Now my wife, as far as the effect on the family, it was relatively minimal. My second son had been born in September and very colicky. My wife was exhausted. He never slept at night. She was tired all the time.
This was in about May of ’94 so he was about eight months old, (Ryan). She would go to bed about 9:00; 9:00 pm she was done. So I would turn on the computer at 9:00 once she went to bed. I’d write until 11:30 or 12:00 and I’d turn off the computer.
And then I’d usually work half a day on one of the weekend days, all centered around the family. You know, if we were doing something on Saturday I’d write Sunday afternoon after church or vice versa. If we were doing something Sunday I’d write Saturday afternoon, during the football games or whatever.
So I would do that. And at that pace I was able to complete the novel [The Notebook] in about six months. I never missed a day of work. I didn’t really miss much sleep to be quite frank and I didn’t really miss spending time with the family because they were generally in bed most of the time I worked.
So it wasn’t as hard, it was more about just the consistency of putting yourself in the chair and doing it."
What every writer says! Just write! It's the consistency that matters. It's the words put down on paper that end up to be a book. His chance paid off big time. With a serendipitous partnership with a young, brand new agent, who had never sold a book before, he was offered a million dollars for The Notebook. Pretty astounding. A pretty clear sign that he'd found his path. And yet, Nicholas Sparks continues to be a very down-to-earth, personable, and friendly family guy. He loves his wife, he loves his five children, he seems to be content in the life that he has created. He still goes to church with his family and he still does all the 'regular dad' type of stuff. And he works at home, in an office right across from the chaos of the family room. Good thing he doesn't require quiet to work!
He answered our questions with such honesty and warmth, like we were old friends, sharing details of his editing process and of his ability to write such real female characters ("I had a wonderful mother. I married very well. All of the most important people in my life at the present time and throughout my publishing career have been women. I have daughters. And yet none of those fully answers the question.
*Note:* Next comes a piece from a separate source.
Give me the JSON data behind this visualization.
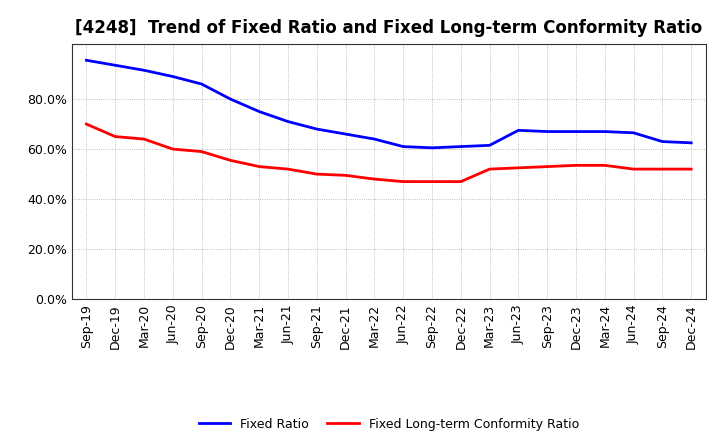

I suppose I just have an ability to create a character’s voice that sounds genuine and real. And I know that’s the question you asked. I don’t know. That’s part of the magical writing process. It is what differentiates writers, the talent level of writers. It’s, and it’s akin to asking where do you get the ideas. I don’t know. I just do. How do I create women? I don’t know. I just do.")
Whatever he does, he does it well, and story after story delights us and tugs at our hearts. You know he's got to be one heck of a romantic husband to create such incredible male characters as Noah Calhoun and Landon Carter. Paul Flanner is no exception and will not disappoint in Nights in Rodanthe. I'm anxious to see another of his books portrayed on the big screen this weekend.